This past week I finally began writing the second draft of the WILLEM script. I had to wait for a good comfortable time to begin writing and after getting a cup of tea ready, and with the clock striking the midnight hour, I began.
I followed up on the next day after going to sleep at 3.30am, with being around 10 pages in at that point. And with trusty cup of tea in hand, I began to continue on with this draft eventually reaching a 22 page draft finally. I submitted this draft to the group before the next session and awaited feedback. The major change in this one was transferring the narrative from one day to spread over three instead and whether the emotional core still worked at this point. Personally it works a treat and I’m glad I reworked it for this reason. In the class, we discussed the new draft and came up with more discussion and suggestions;
- Again, the opening is still wordy and descriptive which I still want to condense down further. I think because this draft is more concerned with getting the three day structure to arrive and set in place, these items I will pay more emphasis on in the next draft. But it is still too wordy and I want to fix that. As Phil comments further, ‘first two pages are still very novelistic. Better to simplify, shorten sentences and leave lots of white on the page’.
- The use of a bowl of gruel that is thrown into the cell to denote a new day/the next day works as a good indicator too and it allows me to play about with it later in the story with Alexander passes it gently to Willem instead of it being thrown in by a guard. It is an evolving visual display of how the story is progressing as well as how the bond between these two characters has grown. Everyone liked this and how it plays about with audience expectations, because they are looking for a similar throw of the bowl but are instead met with Alexander’s more calmful approach, which will hopefully keep the audience intrigued as to what will happen next and by the end.
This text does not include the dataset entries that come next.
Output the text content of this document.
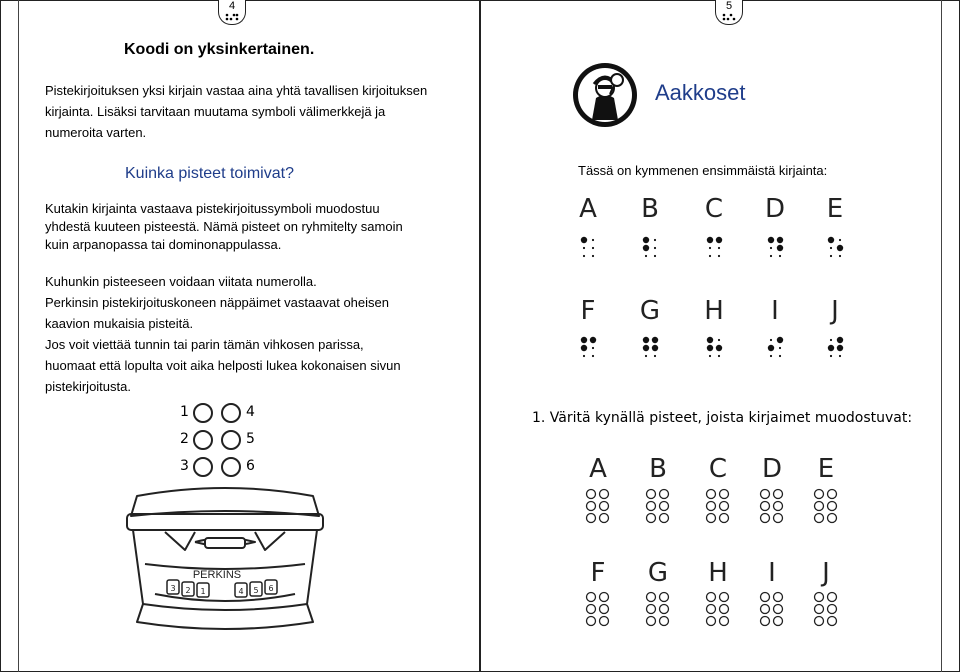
4	5
Koodi on yksinkertainen.
Pistekirjoituksen yksi kirjain vastaa aina yhtä tavallisen kirjoituksen
kirjainta. Lisäksi tarvitaan muutama symboli välimerkkejä ja
numeroita varten.
Kuinka pisteet toimivat?
Kutakin kirjainta vastaava pistekirjoitussymboli muodostuu
yhdestä kuuteen pisteestä. Nämä pisteet on ryhmitelty samoin
kuin arpanopassa tai dominonappulassa.
Kuhunkin pisteeseen voidaan viitata numerolla.
Perkinsin pistekirjoituskoneen näppäimet vastaavat oheisen
kaavion mukaisia pisteitä.
Jos voit viettää tunnin tai parin tämän vihkosen parissa,
huomaat että lopulta voit aika helposti lukea kokonaisen sivun
pistekirjoitusta.
1
2
3
4
5
6
3 2 1	4 5 6
PERKINS
Aakkoset
Tässä on kymmenen ensimmäistä kirjainta:
A	B	C	D	E
F	G	H	I	J
1. Väritä kynällä pisteet, joista kirjaimet muodostuvat:
A	B	C	D	E
F	G	H	I	J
- A few more visual notes, that shot list moment to denote what is going on within the frame instead of overly describing it like a novel. So an example from this draft is to replace ‘he takes another indulgence of food’, with ‘Willem eats quickly using his fingers’.
- Alexander in this draft engages Willem a lot more now. And while he is asking questions still, it does allow him to express some of his own attitudes and fears in the process more, as well as allowing him to ‘come out’, so to speak, although not entirely, but enough hopefully for an audience to see some further characterisation occurring.
- Towards the end, I get a bit wordy and descriptive again, so there are some areas there to trim down further, which I agree on for sure.
Overall the response though was that the three day structure works well. And allows the characters to develop even more so than over the shorter afternoon spell that was evident in draft 1. As well as this, I want to work on the metaphorical aspects of the ending, that although Willem has escaped the cell (despite dying), he is free, while Alexander is still trapped in the cell, a metaphorical prison if you will. I want to work on visuals that can bookend the story, so I will have a think about this also, to reinforce the themes and isolation Alexander finds himself in, and which maybe also hint at what he will do next. An ambiguous ending.